Fordirelifesake / Deluge - split CD (Cover Artwork)

Fordirelifesake / Deluge

split CD (2003)


Alex Mera

This six-song EP showcases two interesting bands in Hardcore: Fordirelifesake from Detroit and Deluge out of the Netherlands.

Fordirelifesake starts out the EP with their brand of technically impressive, solo-based Hardcore. Their guitar acrobatics are simply amazing with both guitarists wailing away at hyper-speed into technical breakdowns, only to go back into overdrive with another dual riff assault. It really makes you wonder how this is recreated live when the guitarists launch solo after solo. The one drawback to this dynamic is that it often overpowers the other instruments (including the vocals) but when the riffs are this complex and good, there really is not much room to complain. They also have some pretty weird and interesting guitar effects that being a guitarist myself, I could not help but wonder how they were done.
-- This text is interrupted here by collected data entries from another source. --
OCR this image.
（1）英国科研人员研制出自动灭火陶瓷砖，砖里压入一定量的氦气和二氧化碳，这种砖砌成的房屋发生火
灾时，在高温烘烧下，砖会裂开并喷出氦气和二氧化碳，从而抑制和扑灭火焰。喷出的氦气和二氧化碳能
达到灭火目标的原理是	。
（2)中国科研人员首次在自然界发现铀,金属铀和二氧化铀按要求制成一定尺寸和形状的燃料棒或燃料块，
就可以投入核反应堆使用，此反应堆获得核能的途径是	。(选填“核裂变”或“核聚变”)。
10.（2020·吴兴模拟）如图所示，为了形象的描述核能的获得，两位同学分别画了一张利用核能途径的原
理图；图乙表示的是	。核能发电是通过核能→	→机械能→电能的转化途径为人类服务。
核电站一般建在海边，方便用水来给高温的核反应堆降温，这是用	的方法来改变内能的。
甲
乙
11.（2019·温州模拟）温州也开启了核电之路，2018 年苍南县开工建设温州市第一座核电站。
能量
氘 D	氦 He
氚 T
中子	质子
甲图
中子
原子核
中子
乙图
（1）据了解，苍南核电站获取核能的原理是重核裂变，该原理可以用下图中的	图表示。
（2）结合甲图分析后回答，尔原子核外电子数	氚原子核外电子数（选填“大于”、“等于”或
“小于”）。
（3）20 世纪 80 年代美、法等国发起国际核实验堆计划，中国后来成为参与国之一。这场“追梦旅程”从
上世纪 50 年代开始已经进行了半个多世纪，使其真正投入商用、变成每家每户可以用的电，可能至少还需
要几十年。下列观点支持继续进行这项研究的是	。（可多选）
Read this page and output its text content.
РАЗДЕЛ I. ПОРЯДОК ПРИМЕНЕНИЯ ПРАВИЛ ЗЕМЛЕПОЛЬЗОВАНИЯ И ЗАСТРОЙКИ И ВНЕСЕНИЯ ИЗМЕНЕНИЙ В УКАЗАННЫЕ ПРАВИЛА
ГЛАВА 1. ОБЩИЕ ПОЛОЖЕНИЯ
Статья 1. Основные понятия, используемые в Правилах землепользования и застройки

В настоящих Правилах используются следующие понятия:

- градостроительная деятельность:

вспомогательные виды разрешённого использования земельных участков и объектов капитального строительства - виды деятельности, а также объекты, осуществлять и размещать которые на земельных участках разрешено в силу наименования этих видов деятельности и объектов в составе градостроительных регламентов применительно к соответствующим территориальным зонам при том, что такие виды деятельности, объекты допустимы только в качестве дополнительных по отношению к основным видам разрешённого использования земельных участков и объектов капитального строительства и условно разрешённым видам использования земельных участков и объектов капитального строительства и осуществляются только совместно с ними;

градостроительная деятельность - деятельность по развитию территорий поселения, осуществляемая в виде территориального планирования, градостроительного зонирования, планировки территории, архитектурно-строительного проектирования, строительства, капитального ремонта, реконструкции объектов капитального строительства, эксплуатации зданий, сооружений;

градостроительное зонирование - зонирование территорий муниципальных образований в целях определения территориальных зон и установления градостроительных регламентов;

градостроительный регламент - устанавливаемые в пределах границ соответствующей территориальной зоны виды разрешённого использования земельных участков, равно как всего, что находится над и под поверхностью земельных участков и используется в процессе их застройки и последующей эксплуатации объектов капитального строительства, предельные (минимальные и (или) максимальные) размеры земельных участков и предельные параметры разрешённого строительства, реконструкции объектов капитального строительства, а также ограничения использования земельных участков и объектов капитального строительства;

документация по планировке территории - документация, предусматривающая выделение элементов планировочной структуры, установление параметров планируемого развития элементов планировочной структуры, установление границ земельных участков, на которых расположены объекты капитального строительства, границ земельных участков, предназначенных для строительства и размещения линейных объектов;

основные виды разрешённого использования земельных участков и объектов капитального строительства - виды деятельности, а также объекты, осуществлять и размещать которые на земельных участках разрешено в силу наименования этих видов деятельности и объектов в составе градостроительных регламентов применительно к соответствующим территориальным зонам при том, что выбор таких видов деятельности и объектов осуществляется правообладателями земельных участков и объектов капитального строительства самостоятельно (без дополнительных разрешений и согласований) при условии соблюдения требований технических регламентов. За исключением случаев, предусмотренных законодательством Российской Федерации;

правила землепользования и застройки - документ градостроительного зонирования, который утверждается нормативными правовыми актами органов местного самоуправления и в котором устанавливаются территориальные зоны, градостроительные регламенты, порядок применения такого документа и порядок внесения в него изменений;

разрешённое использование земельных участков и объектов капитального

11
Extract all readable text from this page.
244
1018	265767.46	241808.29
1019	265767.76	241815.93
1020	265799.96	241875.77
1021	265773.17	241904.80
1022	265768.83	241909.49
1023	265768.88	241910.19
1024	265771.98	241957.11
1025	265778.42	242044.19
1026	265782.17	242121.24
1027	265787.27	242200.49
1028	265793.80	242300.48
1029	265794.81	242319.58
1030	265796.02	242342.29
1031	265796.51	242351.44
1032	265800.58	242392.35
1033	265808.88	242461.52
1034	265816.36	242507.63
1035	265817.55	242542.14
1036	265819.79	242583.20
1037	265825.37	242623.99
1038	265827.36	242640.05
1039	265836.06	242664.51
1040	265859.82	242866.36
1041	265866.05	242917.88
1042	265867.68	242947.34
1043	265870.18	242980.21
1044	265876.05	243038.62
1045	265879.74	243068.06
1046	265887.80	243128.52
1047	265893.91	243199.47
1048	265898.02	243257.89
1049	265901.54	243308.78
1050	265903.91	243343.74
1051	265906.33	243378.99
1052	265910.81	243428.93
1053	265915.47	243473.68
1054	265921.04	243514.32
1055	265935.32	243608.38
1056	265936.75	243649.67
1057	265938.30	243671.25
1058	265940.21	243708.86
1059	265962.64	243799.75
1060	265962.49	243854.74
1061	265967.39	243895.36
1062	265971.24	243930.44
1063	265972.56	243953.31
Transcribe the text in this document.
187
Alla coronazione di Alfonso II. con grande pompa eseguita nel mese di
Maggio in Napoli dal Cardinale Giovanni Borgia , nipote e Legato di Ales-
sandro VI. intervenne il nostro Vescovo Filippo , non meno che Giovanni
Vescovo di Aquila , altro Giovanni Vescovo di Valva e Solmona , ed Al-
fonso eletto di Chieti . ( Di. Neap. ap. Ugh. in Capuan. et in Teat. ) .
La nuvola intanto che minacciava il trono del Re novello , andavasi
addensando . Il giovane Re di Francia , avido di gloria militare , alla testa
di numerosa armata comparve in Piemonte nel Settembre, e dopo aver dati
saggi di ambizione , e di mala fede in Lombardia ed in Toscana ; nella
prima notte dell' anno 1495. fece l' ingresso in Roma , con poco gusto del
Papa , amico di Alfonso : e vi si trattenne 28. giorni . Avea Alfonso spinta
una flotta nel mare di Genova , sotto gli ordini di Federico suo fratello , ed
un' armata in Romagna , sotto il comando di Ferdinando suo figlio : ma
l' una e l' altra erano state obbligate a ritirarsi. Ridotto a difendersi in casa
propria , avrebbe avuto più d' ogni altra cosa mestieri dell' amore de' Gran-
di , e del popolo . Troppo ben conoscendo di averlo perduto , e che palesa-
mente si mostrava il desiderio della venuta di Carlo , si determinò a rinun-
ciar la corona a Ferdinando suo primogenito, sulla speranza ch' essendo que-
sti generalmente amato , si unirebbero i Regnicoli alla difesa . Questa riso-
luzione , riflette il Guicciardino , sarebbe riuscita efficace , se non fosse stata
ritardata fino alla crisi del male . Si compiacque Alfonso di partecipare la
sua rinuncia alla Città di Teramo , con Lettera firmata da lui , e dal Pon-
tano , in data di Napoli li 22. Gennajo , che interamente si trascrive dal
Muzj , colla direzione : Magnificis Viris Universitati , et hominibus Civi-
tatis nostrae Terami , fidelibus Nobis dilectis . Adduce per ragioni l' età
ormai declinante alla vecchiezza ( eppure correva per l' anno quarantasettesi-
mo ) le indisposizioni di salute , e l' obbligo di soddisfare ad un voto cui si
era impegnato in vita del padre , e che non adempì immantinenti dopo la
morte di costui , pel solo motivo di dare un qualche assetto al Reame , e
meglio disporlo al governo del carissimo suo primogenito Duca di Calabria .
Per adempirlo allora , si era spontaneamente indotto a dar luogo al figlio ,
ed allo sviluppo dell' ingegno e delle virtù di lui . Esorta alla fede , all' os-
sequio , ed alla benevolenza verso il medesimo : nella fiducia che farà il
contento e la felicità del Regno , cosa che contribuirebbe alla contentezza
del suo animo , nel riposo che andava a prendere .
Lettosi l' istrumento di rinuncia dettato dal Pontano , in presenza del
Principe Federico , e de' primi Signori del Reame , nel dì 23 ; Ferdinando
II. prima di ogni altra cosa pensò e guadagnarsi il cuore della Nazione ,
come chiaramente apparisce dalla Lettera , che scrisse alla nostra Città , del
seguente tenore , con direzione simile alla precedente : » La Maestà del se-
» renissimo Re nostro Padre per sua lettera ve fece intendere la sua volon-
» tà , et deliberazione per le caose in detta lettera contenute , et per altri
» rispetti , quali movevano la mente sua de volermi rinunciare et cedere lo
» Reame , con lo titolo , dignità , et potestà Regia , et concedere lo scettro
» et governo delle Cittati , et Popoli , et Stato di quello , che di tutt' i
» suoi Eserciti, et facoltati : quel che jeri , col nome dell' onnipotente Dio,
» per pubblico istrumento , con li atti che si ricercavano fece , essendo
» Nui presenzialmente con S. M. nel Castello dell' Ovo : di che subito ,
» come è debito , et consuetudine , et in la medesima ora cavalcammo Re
Vocally, the band sticks to the usual singing/screaming dynamic that is appropriate if not a bit average. Thankfully, the melodic vocals sound well and come in at the right moments, and the throat ripping is not too over-the-top. The rhythm section shines with plenty of key moments, particularly with some of the bass lines. Lyrically, it is also a relief the band strays away from the girl-done-me-wrong subject and focuses on introspective, philosophical issues. Overall, I found it pretty refreshing to hear a band that emphasizes melody instead of sheer brutality in these Metalcore-infested days.

Deluge is perhaps the only band I have ever heard out of the Netherlands and they were also very enjoyable to listen to. My only complain is that their second track is a very brief instrumental offering over some voice samples, which is kind of a letdown when you have a recording that is only six songs in length. It would have been nice to hear a little bit more of what Deluge has to offer.

The most interesting aspect I found is the band's affinity for somber melodies. Deluge begins their share of the EP with a little bit of piano (frequent throughout their songs) before pummeling the listener, which is superbly done. Their sound has a raw, live quality to it that gives you the impression this is one of those bands that sounds exactly the same live as they do in recording. There is a noticeable absence of melodic vocals, but the lead singer does a pretty decent job barking away ferociously. The guitar work is pretty inventive with its fair share of technicality. The rhythm section sounds pretty capable, but I really found it difficult to give a more detailed description of their sound with only two actual tracks. Overall, they have a more straight-forward approach to Hardcore than Fordirelifesake but they are still an exemplary offering of the genre.

Even for an EP, the recording is a little short but it is still worth the money. Hardcore fans cannot go wrong with checking out both of these bands or tracking down their respective full-lengths. I expect great things from both in the future.